Por un lado, que el proyecto redefine de manera restrictiva la “utilidad pública”, exigiendo que sea “idónea, necesaria y proporcional” (una fórmula propia del derecho penal, no del urbanismo), lo que dará lugar a un sinfín de litigios y frenará obras municipales esenciales (viviendas, escuelas, centros de salud, apertura de calles, espacios verdes, etc.).
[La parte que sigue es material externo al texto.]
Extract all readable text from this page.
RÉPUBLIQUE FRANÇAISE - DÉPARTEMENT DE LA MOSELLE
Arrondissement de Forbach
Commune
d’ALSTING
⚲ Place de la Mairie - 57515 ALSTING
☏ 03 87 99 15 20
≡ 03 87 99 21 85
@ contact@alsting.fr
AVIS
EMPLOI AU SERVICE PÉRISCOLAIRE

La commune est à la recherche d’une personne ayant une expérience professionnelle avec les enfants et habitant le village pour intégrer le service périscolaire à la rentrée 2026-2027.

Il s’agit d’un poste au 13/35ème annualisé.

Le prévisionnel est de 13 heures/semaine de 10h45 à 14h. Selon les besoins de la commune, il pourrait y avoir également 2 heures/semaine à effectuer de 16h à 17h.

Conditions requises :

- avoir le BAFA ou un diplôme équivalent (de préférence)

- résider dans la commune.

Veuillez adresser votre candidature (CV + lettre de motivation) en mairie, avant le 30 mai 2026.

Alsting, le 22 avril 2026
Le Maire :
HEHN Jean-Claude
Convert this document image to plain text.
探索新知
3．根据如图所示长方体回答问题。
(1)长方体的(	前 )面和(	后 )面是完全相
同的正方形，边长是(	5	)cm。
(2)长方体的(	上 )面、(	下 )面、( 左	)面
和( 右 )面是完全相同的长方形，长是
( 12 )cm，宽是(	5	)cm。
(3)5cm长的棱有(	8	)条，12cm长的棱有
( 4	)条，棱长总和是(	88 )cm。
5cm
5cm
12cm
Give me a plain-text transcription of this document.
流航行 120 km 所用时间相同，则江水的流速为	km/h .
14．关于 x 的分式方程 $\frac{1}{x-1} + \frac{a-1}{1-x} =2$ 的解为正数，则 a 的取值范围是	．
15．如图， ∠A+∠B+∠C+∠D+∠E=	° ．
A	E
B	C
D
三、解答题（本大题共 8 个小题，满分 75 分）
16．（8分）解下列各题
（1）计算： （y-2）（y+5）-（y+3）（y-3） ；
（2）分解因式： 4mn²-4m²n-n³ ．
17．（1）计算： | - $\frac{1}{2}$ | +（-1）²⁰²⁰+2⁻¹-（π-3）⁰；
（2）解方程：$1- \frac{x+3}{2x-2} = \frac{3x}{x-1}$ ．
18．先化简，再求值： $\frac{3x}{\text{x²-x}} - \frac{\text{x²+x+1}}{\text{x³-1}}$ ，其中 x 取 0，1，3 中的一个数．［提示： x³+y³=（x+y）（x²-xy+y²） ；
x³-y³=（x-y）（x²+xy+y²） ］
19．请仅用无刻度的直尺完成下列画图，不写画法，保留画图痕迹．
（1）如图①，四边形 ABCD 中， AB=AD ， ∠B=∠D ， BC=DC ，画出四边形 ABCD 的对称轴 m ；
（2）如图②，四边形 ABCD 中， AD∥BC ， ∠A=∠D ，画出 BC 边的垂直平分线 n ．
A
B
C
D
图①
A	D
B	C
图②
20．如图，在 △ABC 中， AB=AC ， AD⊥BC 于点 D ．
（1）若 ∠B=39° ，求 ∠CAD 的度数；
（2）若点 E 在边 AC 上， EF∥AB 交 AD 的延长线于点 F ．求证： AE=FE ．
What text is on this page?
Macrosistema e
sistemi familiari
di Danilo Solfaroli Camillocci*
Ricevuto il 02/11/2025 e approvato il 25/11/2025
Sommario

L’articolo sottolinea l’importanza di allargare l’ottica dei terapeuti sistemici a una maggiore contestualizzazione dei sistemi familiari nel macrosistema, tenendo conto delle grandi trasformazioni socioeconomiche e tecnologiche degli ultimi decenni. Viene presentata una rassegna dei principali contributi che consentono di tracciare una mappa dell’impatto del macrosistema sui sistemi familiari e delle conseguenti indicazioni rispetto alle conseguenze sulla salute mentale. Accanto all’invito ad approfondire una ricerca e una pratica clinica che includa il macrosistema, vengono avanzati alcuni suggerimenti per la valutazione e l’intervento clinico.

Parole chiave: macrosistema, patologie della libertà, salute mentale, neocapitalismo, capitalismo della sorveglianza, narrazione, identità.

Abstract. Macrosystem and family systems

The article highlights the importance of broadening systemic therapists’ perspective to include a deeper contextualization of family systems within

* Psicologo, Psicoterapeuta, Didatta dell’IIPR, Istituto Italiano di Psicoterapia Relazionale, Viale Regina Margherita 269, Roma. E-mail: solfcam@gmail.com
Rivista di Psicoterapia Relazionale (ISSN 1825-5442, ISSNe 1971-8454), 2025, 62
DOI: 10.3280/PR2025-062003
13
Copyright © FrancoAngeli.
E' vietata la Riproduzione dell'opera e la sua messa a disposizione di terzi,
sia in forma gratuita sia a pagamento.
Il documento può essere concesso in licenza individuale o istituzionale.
Además, se establece que el Estado no podrá tomar posesión del bien hasta haber pagado la totalidad de la indemnización, la cual incluye lucro cesante (ganancias dejadas de percibir). Esto es inviable para las arcas municipales, paralizando de hecho toda expropiación por justa tasación.
El proyecto elimina las restricciones vigentes de la Ley de Tierras Rurales 26.737, que limitaban la propiedad extranjera a un 15% del total de tierras nacionales, provinciales o municipales, y un tope de 1.000 hectáreas por titular de nacionalidad extranjera. “De aprobarse, se abre la puerta a la compra masiva de tierras rurales y periurbanas por parte de inversionistas extranjeros, poniendo en riesgo la soberanía alimentaria, el ordenamiento territorial municipal y el acceso al suelo para pobladores locales”, alertan los sectores díscolos.
Por otro lado, se cuestionan las “modificaciones ambientales que afectan la planificación territorial local”, ya que el proyecto elimina la veda de 30 años para la venta o cambio de uso de tierras rurales incendiadas (solo mantiene restricciones parciales en bosques nativos).
“Esto alienta la especulación con tierras siniestradas y deja a los municipios sin herramientas para evitar que, tras un incendio, se lotee o se cambie el uso del suelo hacia emprendimientos inmobiliarios o agrícolas intensivos no planificados, en contra de las normativas ambientales y de usos del suelo que cada comuna ha dictado”, se indicó en el rechazo de la Coalición Federal por la Defensa de la Tierra.